Urb LeJeune writes:

> > Another is lack of understanding of the web: one common example is that
> > nearly every new movie that comes out has its *own* domain, which
> > is completely wrong and utterly bogus.  (Web sites for movies should
> > be hosted within the releasing company's domain.)
> 
>      Generally agree with your comments, except the above. Large 
> companies,would simpley start another corporation (bet that already have one 
> for each movie/product) which is wholly owned. The hardship would be on 
> small companies like mine. I have several geographically oriented sites, 
> ILoveAC.com, ILoveLBI.com and soon coming to a monitor near you, 
> ILoveCapeMay.com. Technicially, I am breaking the sprit of the 
> regulation. Would you have me go through the expense of setting up and 
> keeping books for three different corporations?

     What makes you think you have to start three different
corporations?  It's not a regulation, it's the way the system was
designed and engineered to work.  Organizations (like a corporation)
are supposed to request one root domain and subdomain other things off
of it, not clutter up the namespace by requiring an individual root
domain for every system (or every website).  (Oddly enough, in its own
way it's a lot like the way trademarks work).

     Admittedly, your particular marketing approach to choosing a
domain name doesn't fit well with the way the domain name system was
designed and engineered, but who's responsible for that?

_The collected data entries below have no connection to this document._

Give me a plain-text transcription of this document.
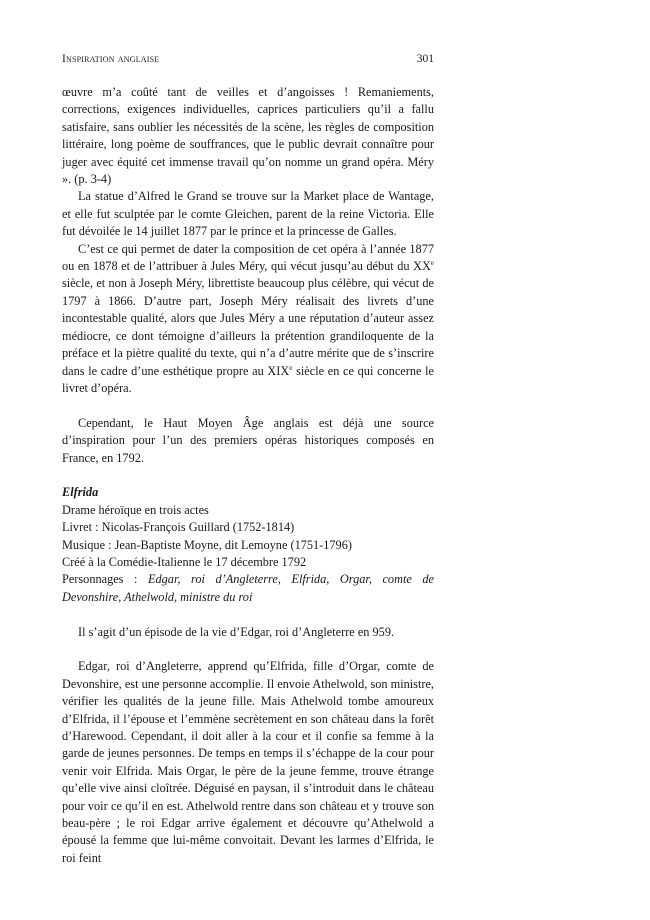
Inspiration anglaise	301

œuvre m’a coûté tant de veilles et d’angoisses ! Remaniements, corrections, exigences individuelles, caprices particuliers qu’il a fallu satisfaire, sans oublier les nécessités de la scène, les règles de composition littéraire, long poème de souffrances, que le public devrait connaître pour juger avec équité cet immense travail qu’on nomme un grand opéra. Méry ». (p. 3-4)

La statue d’Alfred le Grand se trouve sur la Market place de Wantage, et elle fut sculptée par le comte Gleichen, parent de la reine Victoria. Elle fut dévoilée le 14 juillet 1877 par le prince et la princesse de Galles.

C’est ce qui permet de dater la composition de cet opéra à l’année 1877 ou en 1878 et de l’attribuer à Jules Méry, qui vécut jusqu’au début du XXe siècle, et non à Joseph Méry, librettiste beaucoup plus célèbre, qui vécut de 1797 à 1866. D’autre part, Joseph Méry réalisait des livrets d’une incontestable qualité, alors que Jules Méry a une réputation d’auteur assez médiocre, ce dont témoigne d’ailleurs la prétention grandiloquente de la préface et la piètre qualité du texte, qui n’a d’autre mérite que de s’inscrire dans le cadre d’une esthétique propre au XIXe siècle en ce qui concerne le livret d’opéra.

Cependant, le Haut Moyen Âge anglais est déjà une source d’inspiration pour l’un des premiers opéras historiques composés en France, en 1792.

Elfrida

Drame héroïque en trois actes

Livret : Nicolas-François Guillard (1752-1814)

Musique : Jean-Baptiste Moyne, dit Lemoyne (1751-1796)

Créé à la Comédie-Italienne le 17 décembre 1792

Personnages : Edgar, roi d’Angleterre, Elfrida, Orgar, comte de Devonshire, Athelwold, ministre du roi

Il s’agit d’un épisode de la vie d’Edgar, roi d’Angleterre en 959.

Edgar, roi d’Angleterre, apprend qu’Elfrida, fille d’Orgar, comte de Devonshire, est une personne accomplie. Il envoie Athelwold, son ministre, vérifier les qualités de la jeune fille. Mais Athelwold tombe amoureux d’Elfrida, il l’épouse et l’emmène secrètement en son château dans la forêt d’Harewood. Cependant, il doit aller à la cour et il confie sa femme à la garde de jeunes personnes. De temps en temps il s’échappe de la cour pour venir voir Elfrida. Mais Orgar, le père de la jeune femme, trouve étrange qu’elle vive ainsi cloîtrée. Déguisé en paysan, il s’introduit dans le château pour voir ce qu’il en est. Athelwold rentre dans son château et y trouve son beau-père ; le roi Edgar arrive également et découvre qu’Athelwold a épousé la femme que lui-même convoitait. Devant les larmes d’Elfrida, le roi feint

     Most of the current mess in the domain space springs from the
fact that nobody addressed the situation proactively, and NSI
certainly didn't do anything to police the process - they were too
busy counting their ill-gotten loot...
 
> > And another is plain corporate stupidity; it's too early for 
> me to > recall the particular company that did this (Proctor & Gamble?), but
> > they did not *need* to register several dozen domain names describing
> > the maladies that their products address.
> 
>      Was P&G and as I remember it they registered several thousand domain 
> names in one day. I think they broke the back of free registration.

     Actually, I believe that was Bayer.  They did this back when
domains were still $35 each (not per year, just one payment),
reserving domains like "stomachache.com", "headache.com", etc.  

     And you're right, it was somewhere close to or above a thousand
domains.  In one day.  Ouch!  I need some aspirin (maybe they were
just trying to drum up business :-).